The dangers of the internet are other people – not the big corporations

Earlier this month I was using Gmail when my computer, which is endearingly decrepit and increasingly idiosyncratic, decided to transport me to a section of the site I hadn’t seen before. All my searches since I’d got the account were stored there, in careful chronological order – from the idle Amazon shop at midday to the frenetic attempts to locate Dial-A-Booze at midnight. I was shocked – this must be a disgusting breach of privacy, right?
When we use the internet, we imagine it is a private act. That we are alone when we use social networking sites or search engines gives a false sense of the personal; we forget that this is a medium constructed to be accessed by other people. And this leads to all sorts of problems. Like my brief cry of protest - I forgot it’s a commercial enterprise which is only interested in the results in aggregate. It’s misleadingly looked at as if it’s a closed loop, you put something into it and that’s it. Finish.

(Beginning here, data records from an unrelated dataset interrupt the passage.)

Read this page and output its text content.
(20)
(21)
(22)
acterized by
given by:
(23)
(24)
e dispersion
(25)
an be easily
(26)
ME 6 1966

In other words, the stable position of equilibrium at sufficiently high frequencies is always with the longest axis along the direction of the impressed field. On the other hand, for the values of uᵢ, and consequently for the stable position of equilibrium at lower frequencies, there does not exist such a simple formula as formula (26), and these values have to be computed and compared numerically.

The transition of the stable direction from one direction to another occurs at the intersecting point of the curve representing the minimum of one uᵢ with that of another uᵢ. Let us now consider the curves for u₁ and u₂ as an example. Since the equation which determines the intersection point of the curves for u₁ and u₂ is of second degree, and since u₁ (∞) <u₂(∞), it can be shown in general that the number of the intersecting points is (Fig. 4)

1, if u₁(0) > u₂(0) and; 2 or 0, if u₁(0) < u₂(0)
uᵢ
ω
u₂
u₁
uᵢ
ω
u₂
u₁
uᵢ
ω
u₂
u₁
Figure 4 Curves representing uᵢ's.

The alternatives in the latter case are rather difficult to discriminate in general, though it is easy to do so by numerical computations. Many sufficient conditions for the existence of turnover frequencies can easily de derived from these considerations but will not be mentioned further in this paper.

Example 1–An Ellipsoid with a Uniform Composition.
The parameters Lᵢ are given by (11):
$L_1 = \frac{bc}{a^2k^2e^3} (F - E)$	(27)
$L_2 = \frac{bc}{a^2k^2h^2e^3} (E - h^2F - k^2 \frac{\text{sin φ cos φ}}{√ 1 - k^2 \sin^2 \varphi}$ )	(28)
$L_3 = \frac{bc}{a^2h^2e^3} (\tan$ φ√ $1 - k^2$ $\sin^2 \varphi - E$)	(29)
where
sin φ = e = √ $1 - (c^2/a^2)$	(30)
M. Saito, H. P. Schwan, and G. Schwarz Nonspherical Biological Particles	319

This kind of naiveté occasionally clashes with another misplaced idealism when internet privacy is mentioned. Facebook recently tightened its privacy settings, allowing you to select which group of friends can see which bits of your profile – who sees what. In part this was a response to Google+ and their ‘circles’ but it’s lead to an outcry of a different kind – the death of the open internet.
Some people talk about the open internet as being a free, uninhibited vision of everyone having access to everything and no one exploiting the data of others. A virtual utopia. To my mind, the open internet was and is about the free flow of information – an exchange of thoughts, ideas. And being able to see the photos of someone a mate hooked up with in Little Barmouth shouldn’t be included. The details of our private lives don’t belong in a public domain, unless we choose to put them there.
So the problem isn’t Google, or our data being used on aggregate, it’s when the information we put in isn’t being used on aggregate. When it’s targeted viruses, blackmailers, even abusive exes – people who make a personal use of what you’ve put online. There’s an anachronistic snobbery about people’s online identity – that it’s not a meaningful part of them. People put hours of their life into cultivating an online persona, perhaps projecting who they want to be – they leave an online signature, a trace, every bit as real as their non-virtual identity; it constitutes an aspect of who we are an as such we need to maintain ownership over it. But the problem isn’t huge multinationals – it’s other people and how they see us.